The diagnosis of melanoma begins with a thorough review of medical history and a detailed skin examination. Your healthcare professional will look for any suspicious moles or skin changes and ask about risk factors, family history and previous skin cancers.

A biopsy is essential to confirm melanoma. The type of biopsy depends on the size and location of the growth. Most often, the entire suspicious lesion is removed if possible.

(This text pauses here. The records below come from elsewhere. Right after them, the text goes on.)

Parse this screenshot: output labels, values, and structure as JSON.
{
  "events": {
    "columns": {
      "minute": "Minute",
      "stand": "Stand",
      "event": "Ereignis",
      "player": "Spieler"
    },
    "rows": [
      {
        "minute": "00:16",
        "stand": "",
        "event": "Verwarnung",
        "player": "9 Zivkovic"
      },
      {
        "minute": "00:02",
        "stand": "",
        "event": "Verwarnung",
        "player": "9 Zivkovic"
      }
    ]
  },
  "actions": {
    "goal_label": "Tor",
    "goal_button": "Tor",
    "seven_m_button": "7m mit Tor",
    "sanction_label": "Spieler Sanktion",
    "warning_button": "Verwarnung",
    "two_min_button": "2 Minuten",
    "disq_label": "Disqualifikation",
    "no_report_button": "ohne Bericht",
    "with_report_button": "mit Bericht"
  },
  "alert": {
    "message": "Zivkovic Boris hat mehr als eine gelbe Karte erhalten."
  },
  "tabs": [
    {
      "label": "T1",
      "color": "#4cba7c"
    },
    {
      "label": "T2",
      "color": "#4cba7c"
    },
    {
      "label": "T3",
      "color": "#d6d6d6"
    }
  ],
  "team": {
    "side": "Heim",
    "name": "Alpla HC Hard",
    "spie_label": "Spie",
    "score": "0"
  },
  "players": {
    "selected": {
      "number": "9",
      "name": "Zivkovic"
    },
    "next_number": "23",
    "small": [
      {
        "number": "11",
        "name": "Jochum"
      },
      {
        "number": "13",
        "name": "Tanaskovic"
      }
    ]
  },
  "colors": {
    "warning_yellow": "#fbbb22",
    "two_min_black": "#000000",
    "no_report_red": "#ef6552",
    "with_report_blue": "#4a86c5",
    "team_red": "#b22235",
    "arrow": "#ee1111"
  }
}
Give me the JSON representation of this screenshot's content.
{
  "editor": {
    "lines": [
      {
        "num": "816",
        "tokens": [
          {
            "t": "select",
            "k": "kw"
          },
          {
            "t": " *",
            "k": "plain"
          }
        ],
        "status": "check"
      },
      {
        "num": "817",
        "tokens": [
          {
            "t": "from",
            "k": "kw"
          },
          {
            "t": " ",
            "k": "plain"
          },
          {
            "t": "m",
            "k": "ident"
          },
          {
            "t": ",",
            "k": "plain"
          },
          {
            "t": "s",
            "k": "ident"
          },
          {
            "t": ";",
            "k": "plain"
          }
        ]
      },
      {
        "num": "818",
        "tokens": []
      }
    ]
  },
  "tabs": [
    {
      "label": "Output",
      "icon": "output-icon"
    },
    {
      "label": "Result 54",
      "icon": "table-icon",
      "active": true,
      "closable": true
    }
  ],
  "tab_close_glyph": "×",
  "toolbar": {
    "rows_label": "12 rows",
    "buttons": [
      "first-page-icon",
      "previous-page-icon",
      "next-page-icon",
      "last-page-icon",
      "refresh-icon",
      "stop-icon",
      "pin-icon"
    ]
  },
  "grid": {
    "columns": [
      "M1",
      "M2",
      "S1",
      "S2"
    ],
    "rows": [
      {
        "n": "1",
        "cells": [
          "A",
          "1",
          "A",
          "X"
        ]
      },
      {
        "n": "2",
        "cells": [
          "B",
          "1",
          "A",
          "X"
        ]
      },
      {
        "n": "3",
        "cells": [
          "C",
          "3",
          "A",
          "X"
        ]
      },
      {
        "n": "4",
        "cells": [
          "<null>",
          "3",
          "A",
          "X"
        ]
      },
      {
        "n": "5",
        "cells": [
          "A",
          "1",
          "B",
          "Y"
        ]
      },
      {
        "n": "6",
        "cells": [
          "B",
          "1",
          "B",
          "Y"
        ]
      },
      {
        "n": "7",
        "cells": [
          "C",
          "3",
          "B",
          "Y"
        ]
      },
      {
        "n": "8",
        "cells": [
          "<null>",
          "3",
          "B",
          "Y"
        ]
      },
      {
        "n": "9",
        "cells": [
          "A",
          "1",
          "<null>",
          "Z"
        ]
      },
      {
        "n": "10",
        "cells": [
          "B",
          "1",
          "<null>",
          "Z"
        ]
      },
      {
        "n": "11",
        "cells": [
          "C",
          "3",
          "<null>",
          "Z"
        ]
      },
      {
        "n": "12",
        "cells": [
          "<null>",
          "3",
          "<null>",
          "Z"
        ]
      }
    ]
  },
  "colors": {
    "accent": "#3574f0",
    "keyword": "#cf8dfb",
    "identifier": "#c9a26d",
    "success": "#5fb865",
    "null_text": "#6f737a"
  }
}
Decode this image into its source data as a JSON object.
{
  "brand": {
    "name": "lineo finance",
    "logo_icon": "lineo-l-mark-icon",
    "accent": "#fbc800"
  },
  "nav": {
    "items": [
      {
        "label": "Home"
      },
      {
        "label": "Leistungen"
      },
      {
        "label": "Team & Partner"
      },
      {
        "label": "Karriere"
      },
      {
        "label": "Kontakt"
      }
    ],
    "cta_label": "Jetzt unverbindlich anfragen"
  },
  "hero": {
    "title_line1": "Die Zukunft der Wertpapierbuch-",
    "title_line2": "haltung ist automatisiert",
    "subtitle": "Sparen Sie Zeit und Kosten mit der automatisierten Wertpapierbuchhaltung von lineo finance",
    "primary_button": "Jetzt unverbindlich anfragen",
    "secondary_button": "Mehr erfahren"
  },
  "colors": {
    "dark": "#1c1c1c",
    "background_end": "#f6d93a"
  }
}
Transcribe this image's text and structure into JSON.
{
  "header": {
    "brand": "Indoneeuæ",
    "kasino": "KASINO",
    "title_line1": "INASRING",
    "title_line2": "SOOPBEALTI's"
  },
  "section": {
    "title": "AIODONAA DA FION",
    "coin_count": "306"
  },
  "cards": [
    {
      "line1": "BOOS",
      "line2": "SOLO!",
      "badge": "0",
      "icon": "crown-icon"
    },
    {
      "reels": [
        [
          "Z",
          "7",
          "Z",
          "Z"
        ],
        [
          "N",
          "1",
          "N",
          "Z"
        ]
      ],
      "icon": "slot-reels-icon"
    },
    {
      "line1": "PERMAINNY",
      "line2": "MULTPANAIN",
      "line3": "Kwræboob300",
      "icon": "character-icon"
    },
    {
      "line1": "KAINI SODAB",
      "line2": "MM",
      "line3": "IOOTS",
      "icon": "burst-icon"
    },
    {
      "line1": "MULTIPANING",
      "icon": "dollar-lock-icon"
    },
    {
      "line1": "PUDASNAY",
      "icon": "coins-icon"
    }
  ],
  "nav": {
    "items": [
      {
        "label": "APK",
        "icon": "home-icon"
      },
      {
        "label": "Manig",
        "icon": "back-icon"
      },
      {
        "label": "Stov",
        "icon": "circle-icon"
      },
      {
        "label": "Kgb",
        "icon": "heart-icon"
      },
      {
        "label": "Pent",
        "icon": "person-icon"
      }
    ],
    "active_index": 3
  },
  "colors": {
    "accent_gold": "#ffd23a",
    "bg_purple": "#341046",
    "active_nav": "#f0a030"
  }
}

A punch biopsy involves using a circular blade to remove a small core of skin from the suspicious area. An excisional biopsy uses a scalpel to remove the entire mole along with some healthy surrounding tissue. The removed tissue is then examined under a microscope to determine if cancer cells are present.

After a melanoma diagnosis, the next step is to determine the stage of the cancer:

  • Measure the thickness of the melanoma under a microscope. Thicker melanomas are generally more serious and may require additional tests.

  • Check if the cancer has spread to nearby lymph nodes. A sentinel lymph node biopsy may be performed, where a dye highlights the first lymph nodes to receive drainage from the tumor. These nodes are removed and tested for cancer cells.

  • Look for signs of melanoma beyond the skin using imaging tests such as X-rays, MRI, CT scans or PET scans. These are usually reserved for higher-risk or thicker melanomas.

  • Evaluate other factors such as ulceration or the cancer’s mitotic rate, which indicate how quickly the cancer cells are dividing.

Melanoma stages range from 0 to 4. Early-stage melanomas are thin and confined to the skin, while higher stages indicate deeper invasion and potential spread to other organs such as the lungs or liver.

Treatment

Melanoma treatment typically begins with surgery to remove the cancer. The approach depends on the stage, the patient’s health and personal preferences.

Surgery involves removing the melanoma along with some healthy surrounding tissue. For thin melanomas, the biopsy may have already removed the cancer completely. Deeper or higher-risk melanomas may require additional surgery, sometimes including the removal of nearby lymph nodes.

Radiation therapy uses high-energy beams such as X-rays or protons to kill cancer cells. It may be directed to lymph nodes or used when the melanoma cannot be fully removed surgically. Radiation can also relieve symptoms if the cancer has spread to other areas.

Immunotherapy helps the body’s immune system recognize and attack cancer cells. It is often used after surgery for melanoma that has spread to lymph nodes or other organs, or when complete surgical removal is not possible.

Targeted therapy involves medicines that attack specific chemicals in cancer cells. This treatment may be recommended for melanoma that has spread, and testing can determine if targeted therapy is likely to be effective.

Chemotherapy uses strong medicines to kill cancer cells. It may be considered if other treatments are not effective. In some cases, isolated limb perfusion is performed to deliver chemotherapy directly to the affected arm or leg, limiting exposure to the rest of the body.